I’ve speculated in the past that surface preferences aren’t as pronounced in doubles as they are in singles. Regardless of surface, points are shorter, and many teams position one player at the net even on the dirt. While some hard-courters are probably uncomfortable on clay (and vice versa), I wouldn’t expect the effects to be as substantial as they are in singles.
The numbers tell a different story. Here are the top ten, ranked by hard court sElo:
Rank Player Hard sElo 1 Jack Sock 1947 2 Nicolas Mahut 1893 3 Marcelo Melo 1883 4 Henri Kontinen 1879 5 P-H Herbert 1862 6 Bob Bryan 1851 7 Mike Bryan 1846 8 John Peers 1842 9 Bruno Soares 1829 10 Jamie Murray 1828
By clay court sElo:
Rank Player Clay sElo 1 Mike Bryan 1950 2 Bob Bryan 1950 3 P-H Herbert 1894 4 Nicolas Mahut 1889 5 Jack Sock 1887 6 Robert Farah 1850 7 Juan Sebastian Cabal 1849 8 Pablo Cuevas 1824 9 Rohan Bopanna 1812 10 John Peers 1810
Jamie Murray and Bruno Soares, who appear in the hard court top ten, sit outside the top 25 in clay court sElo. Robert Farah and Juan Sebastian Cabal are 41st and 42nd in hard court sElo, despite ranking in the clay court top seven. Pablo Cuevas, another clay court top-tenner, is 87th on the hard court list.
To go beyond these anecdotes–noteworthy as they are–we need to compare the level of surface preference in men’s doubles to other tours. To do that, I calculated the correlation coefficent between hard court and clay court sElo for the top 50 players (ranked by overall Elo) in men’s doubles, men’s singles, and women’s singles. (I don’t yet have an adequate database to generate ratings for women’s doubles.)
In other words, we’re testing how much a player’s results on one surface predict his or her results on the other major surface. The higher the correlation coefficient, the more likely it is that a player will have similar results on hard and clay. Here’s how the tours compare:
Tour Correl Men's Singles 0.708 Women's Singles 0.417 Men's Doubles 0.323
In contrast to my hypothesis above, surface preferences in men’s doubles appear to be much stronger than in either men’s or women’s singles. (And there’s a huge difference between men’s and women’s singles, but that’s a subject for another day.)
I suspect that the low correlation of surface-specific Elos in men’s doubles is partly due to the more random nature of doubles results.

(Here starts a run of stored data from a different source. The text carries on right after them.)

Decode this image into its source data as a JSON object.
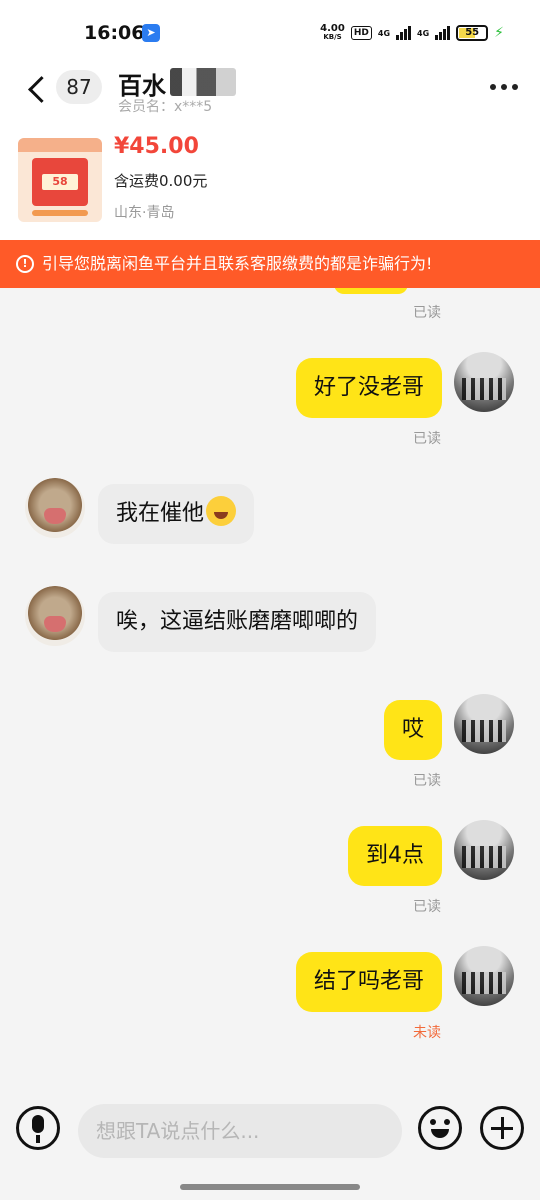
{
  "status_bar": {
    "time": "16:06",
    "net_speed_value": "4.00",
    "net_speed_unit": "KB/S",
    "hd_label": "HD",
    "network_1": "4G",
    "network_2": "4G",
    "battery": "55"
  },
  "header": {
    "unread_count": "87",
    "nickname": "百水",
    "member_label": "会员名：x***5"
  },
  "product": {
    "price": "¥45.00",
    "shipping": "含运费0.00元",
    "location": "山东·青岛"
  },
  "warning": {
    "text": "引导您脱离闲鱼平台并且联系客服缴费的都是诈骗行为!"
  },
  "messages": [
    {
      "from": "me",
      "text": "",
      "status": "已读"
    },
    {
      "from": "me",
      "text": "好了没老哥",
      "status": "已读"
    },
    {
      "from": "them",
      "text": "我在催他",
      "emoji": "crying-laugh-emoji"
    },
    {
      "from": "them",
      "text": "唉，这逼结账磨磨唧唧的"
    },
    {
      "from": "me",
      "text": "哎",
      "status": "已读"
    },
    {
      "from": "me",
      "text": "到4点",
      "status": "已读"
    },
    {
      "from": "me",
      "text": "结了吗老哥",
      "status": "未读"
    }
  ],
  "input": {
    "placeholder": "想跟TA说点什么..."
  },
  "colors": {
    "my_bubble": "#ffe417",
    "their_bubble": "#ececec",
    "warning_bg": "#ff5a28",
    "price": "#f2463a",
    "unread_status": "#f26a3a"
  }
}
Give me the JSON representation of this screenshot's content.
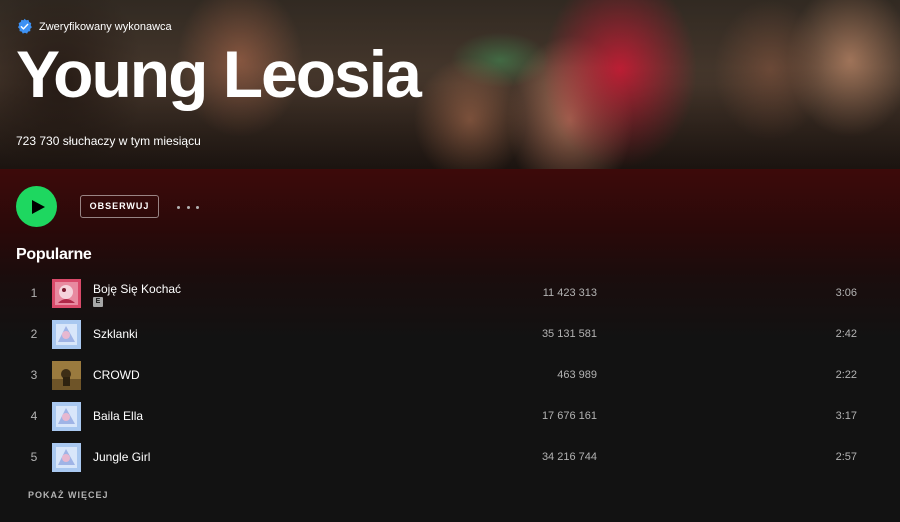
{
  "artist": {
    "verified_label": "Zweryfikowany wykonawca",
    "name": "Young Leosia",
    "monthly_listeners": "723 730 słuchaczy w tym miesiącu"
  },
  "controls": {
    "follow_label": "OBSERWUJ",
    "more_icon": "more-horizontal-icon",
    "play_icon": "play-icon"
  },
  "popular": {
    "title": "Popularne",
    "tracks": [
      {
        "num": "1",
        "title": "Boję Się Kochać",
        "explicit": "E",
        "plays": "11 423 313",
        "duration": "3:06"
      },
      {
        "num": "2",
        "title": "Szklanki",
        "plays": "35 131 581",
        "duration": "2:42"
      },
      {
        "num": "3",
        "title": "CROWD",
        "plays": "463 989",
        "duration": "2:22"
      },
      {
        "num": "4",
        "title": "Baila Ella",
        "plays": "17 676 161",
        "duration": "3:17"
      },
      {
        "num": "5",
        "title": "Jungle Girl",
        "plays": "34 216 744",
        "duration": "2:57"
      }
    ],
    "show_more": "POKAŻ WIĘCEJ"
  },
  "colors": {
    "accent": "#1ed760",
    "verified": "#3d91f4",
    "background": "#121212",
    "gradient_top": "#3d0a0a"
  }
}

Because the event is more serve-dominated, there are more close sets ending in tiebreaks, and because of the no-ad, super-tiebreak format used outside of Slams, tight matches are decided by a smaller number of points. Thus, every doubles player’s results–and their various Elo ratings–reflect the influence of chance more than the singles results are.

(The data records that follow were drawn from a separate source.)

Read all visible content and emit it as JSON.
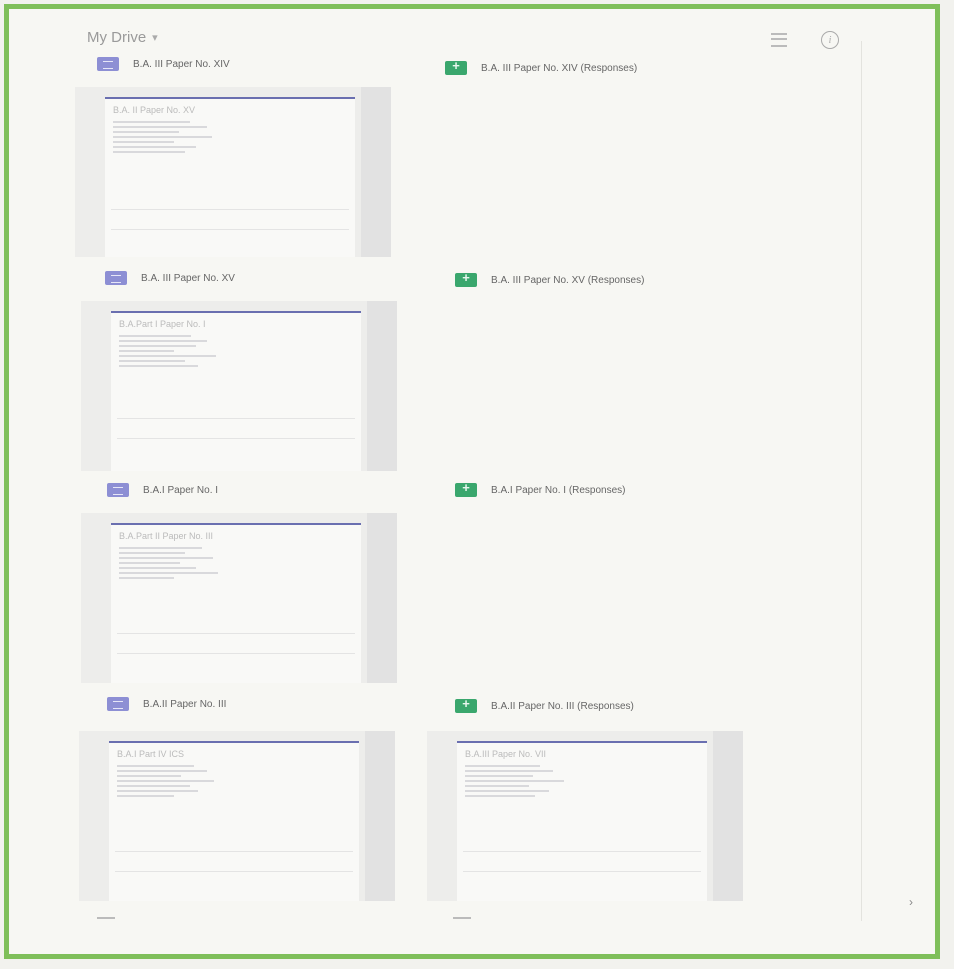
{
  "drive": {
    "title": "My Drive",
    "dropdown_icon": "caret-down-icon",
    "list_view_icon": "list-view-icon",
    "info_icon": "info-icon",
    "info_glyph": "i"
  },
  "files": [
    {
      "name": "B.A. III Paper No. XIV",
      "type": "form",
      "icon": "forms-icon"
    },
    {
      "name": "B.A. III Paper No. XIV (Responses)",
      "type": "sheet",
      "icon": "sheets-icon"
    },
    {
      "name": "B.A. III Paper No. XV",
      "type": "form",
      "icon": "forms-icon"
    },
    {
      "name": "B.A. III Paper No. XV (Responses)",
      "type": "sheet",
      "icon": "sheets-icon"
    },
    {
      "name": "B.A.I Paper No. I",
      "type": "form",
      "icon": "forms-icon"
    },
    {
      "name": "B.A.I Paper No. I (Responses)",
      "type": "sheet",
      "icon": "sheets-icon"
    },
    {
      "name": "B.A.II Paper No. III",
      "type": "form",
      "icon": "forms-icon"
    },
    {
      "name": "B.A.II Paper No. III (Responses)",
      "type": "sheet",
      "icon": "sheets-icon"
    }
  ],
  "thumbnails": [
    {
      "title": "B.A. II Paper No. XV"
    },
    {
      "title": "B.A.Part I Paper No. I"
    },
    {
      "title": "B.A.Part II Paper No. III"
    },
    {
      "title": "B.A.I Part IV ICS"
    },
    {
      "title": "B.A.III Paper No. VII"
    }
  ],
  "next_icon": "chevron-right-icon",
  "next_glyph": "›",
  "accent_colors": {
    "frame": "#7fbf5a",
    "forms": "#8d8fd4",
    "sheets": "#3aa76d"
  }
}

Another consideration–one that I haven’t yet made sense of–is that surface-specific ratings don’t improve doubles forecasts they way that they do men’s and women’s singles predictions. As I wrote on Sunday, sElo represents a big improvement over surface-neutral Elo for women’s forecasts, and in an upcoming post, I’ll be able to make some similar observations for the men’s game. Using Brier score, a measure of the calibration of predictions, we can see the effect of using surface-specific Elo ratings in 2016 tour-level matches:
Tour Elo Brier sElo Brier Men's Singles 0.202 0.169 Women's Singles 0.220 0.179 Men's Doubles 0.171 0.181
The lower the Brier score, the more accurate the forecasts. This isn’t a fluke of 2016: The differences in men’s doubles Brier scores are around 0.01 for each of the last 15 seasons. By this measure, Elo does a very good job predicting the outcome of men’s doubles matches, but the surface-specific sElo represents a small step back. It could be that the smaller sample–using only one surface’s worth of results–is more damaging to forecasts in doubles than it is in singles.
Doubles analytics is particularly uncharted territory, and there’s plenty of work remaining for researchers even in this narrow subtopic. There’s lots of work to do for the world’s top doubles players as well, now that we can point to a noticeably weaker surface for so many of them.